Varsity Theater and The Chimes restaurant

The Chimes restaurant and Varsity Theater on Highland Road in Baton Rouge

Three months after several former Chimes employees alleged they were pressured to work off the clock for no pay at the popular restaurant, their claims are heading to arbitration.

U.S. District Judge John deGravelles, of Baton Rouge, instructed the clerk of court on Nov. 14 to stay and administratively terminate the lawsuit while giving the parties the right to reopen the litigation.

A Nov. 13 stipulation in the federal court record indicates the Chimes defendants have agreed to a stay of the workers' claims in exchange for the workers' agreement that "any further pursuit of their claims will require that they proceed in arbitration."

Arbitration is a method of dispute resolution involving one or more neutral third parties who are usually agreed to by the disputing parties and whose decision is binding.

The plaintiffs in the case are former table servers Karly Kyzar, Sarah Little and Elizabeth Pruitt, who were hired in 2018.

Daniel Davis, one of the plaintiffs' attorneys, said he had no comment at this time on the case heading to arbitration.

The defendants are Barco Enterprises, which operates as The Chimes; Chimes owners John D'Antoni, Marianne Hood and Michael Ryan; and Logan McCoy, a Chimes general manager.

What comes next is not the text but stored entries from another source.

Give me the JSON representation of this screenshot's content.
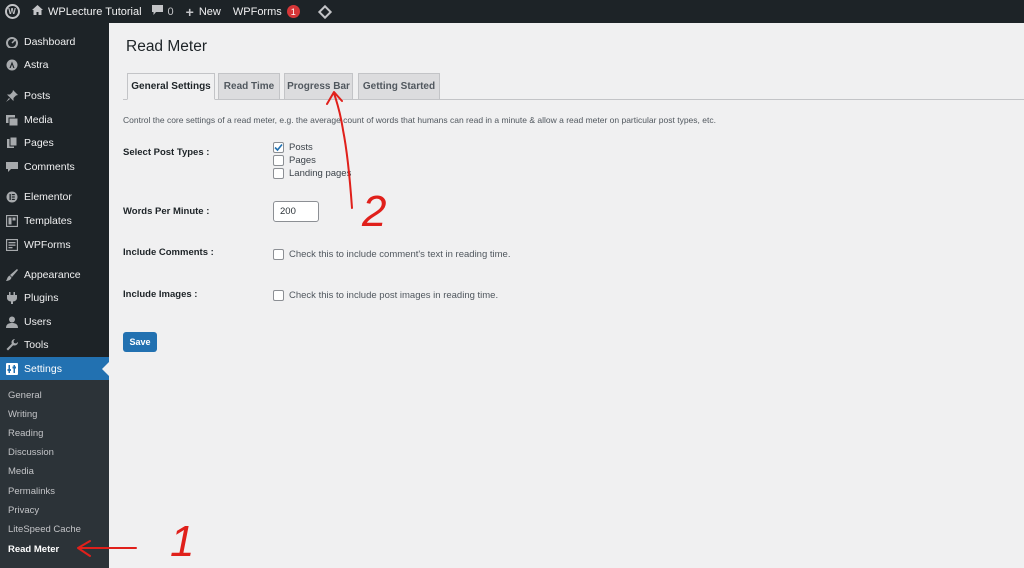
{
  "adminbar": {
    "site_name": "WPLecture Tutorial",
    "comments_count": "0",
    "new_label": "New",
    "wpforms_label": "WPForms",
    "wpforms_badge": "1"
  },
  "sidebar": {
    "items": [
      {
        "label": "Dashboard",
        "icon": "dashboard-icon"
      },
      {
        "label": "Astra",
        "icon": "astra-icon"
      },
      {
        "label": "Posts",
        "icon": "pin-icon"
      },
      {
        "label": "Media",
        "icon": "media-icon"
      },
      {
        "label": "Pages",
        "icon": "pages-icon"
      },
      {
        "label": "Comments",
        "icon": "comments-icon"
      },
      {
        "label": "Elementor",
        "icon": "elementor-icon"
      },
      {
        "label": "Templates",
        "icon": "templates-icon"
      },
      {
        "label": "WPForms",
        "icon": "wpforms-icon"
      },
      {
        "label": "Appearance",
        "icon": "brush-icon"
      },
      {
        "label": "Plugins",
        "icon": "plugin-icon"
      },
      {
        "label": "Users",
        "icon": "user-icon"
      },
      {
        "label": "Tools",
        "icon": "wrench-icon"
      },
      {
        "label": "Settings",
        "icon": "settings-icon"
      }
    ],
    "submenu": [
      "General",
      "Writing",
      "Reading",
      "Discussion",
      "Media",
      "Permalinks",
      "Privacy",
      "LiteSpeed Cache",
      "Read Meter"
    ],
    "active_color": "#2271b1"
  },
  "page": {
    "title": "Read Meter",
    "tabs": [
      "General Settings",
      "Read Time",
      "Progress Bar",
      "Getting Started"
    ],
    "description": "Control the core settings of a read meter, e.g. the average count of words that humans can read in a minute & allow a read meter on particular post types, etc.",
    "post_types_label": "Select Post Types :",
    "post_types": [
      {
        "label": "Posts",
        "checked": true
      },
      {
        "label": "Pages",
        "checked": false
      },
      {
        "label": "Landing pages",
        "checked": false
      }
    ],
    "wpm_label": "Words Per Minute :",
    "wpm_value": "200",
    "comments_label": "Include Comments :",
    "comments_text": "Check this to include comment's text in reading time.",
    "images_label": "Include Images :",
    "images_text": "Check this to include post images in reading time.",
    "save_label": "Save"
  },
  "annotations": {
    "mark_1": "1",
    "mark_2": "2",
    "color": "#e0201b"
  }
}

The Chimes has two locations in Baton Rouge and one in Covington.

The suit, filed in August, alleges violations of the Fair Labor Standards Act and claims the managers and owners of The Chimes are aware of the "thousands of uncompensated hours worked by their servers."

The position of server at The Chimes is a highly coveted job because a server can often earn $150-plus in tips during a single meal shift, according to the suit.

"Knowing this, the defendants hatched a scheme to reduce their labor costs by pressuring servers to perform most of their non-tippable work 'off the clock,' before and after each meal shift," Davis and fellow Estes Davis Law LLC attorneys Randall Estes and Vivian Jeansonne allege in the suit.

Those uncompensated, off-the-clock hours could add up to 15 hours or more per week per server, the suit says.

Lawyers representing the defendants did not respond to requests for comment on the arbitration, but Chimes attorney Ed Hardin Jr. stated after the suit was filed that The Chimes "is a good corporate citizen committed to its employees and our community."

Kyzar, Little and Pruitt were informed when they were hired that they could not work on the clock for more than 40 hours in a single workweek, the suit adds.

They were told that "if they wished to maximize the number of lunch and dinner shifts that they could work in a single week, they would have to perform their mandatory pre- and post-shift work off the clock," the suit says.

That mandatory work included rolling silverware, moving tables and chairs into place, and performing various other tasks, according to the suit.

The Chimes opens for lunch at 11 a.m., but servers are required to arrive at 10 a.m. to perform those tasks, the suit alleges.

"To maximize the number of tipped shifts they could work, plaintiffs were encouraged not to clock in when they arrived at 10:00 a.m., but to wait until they were assigned their first table to clock in," the suit alleges. "This would normally be anywhere between 11:00 a.m. and 11:30 a.m."

After each shift, the suit says, every server is required to work anywhere from 45 minutes to an hour cleaning the restaurant, rolling silverware and making sure sauce bottles are full.

"If the plaintiffs wished to work the maximum number of shifts possible, they would also have to perform this post-shift work off the clock, and without compensation," the suit alleges.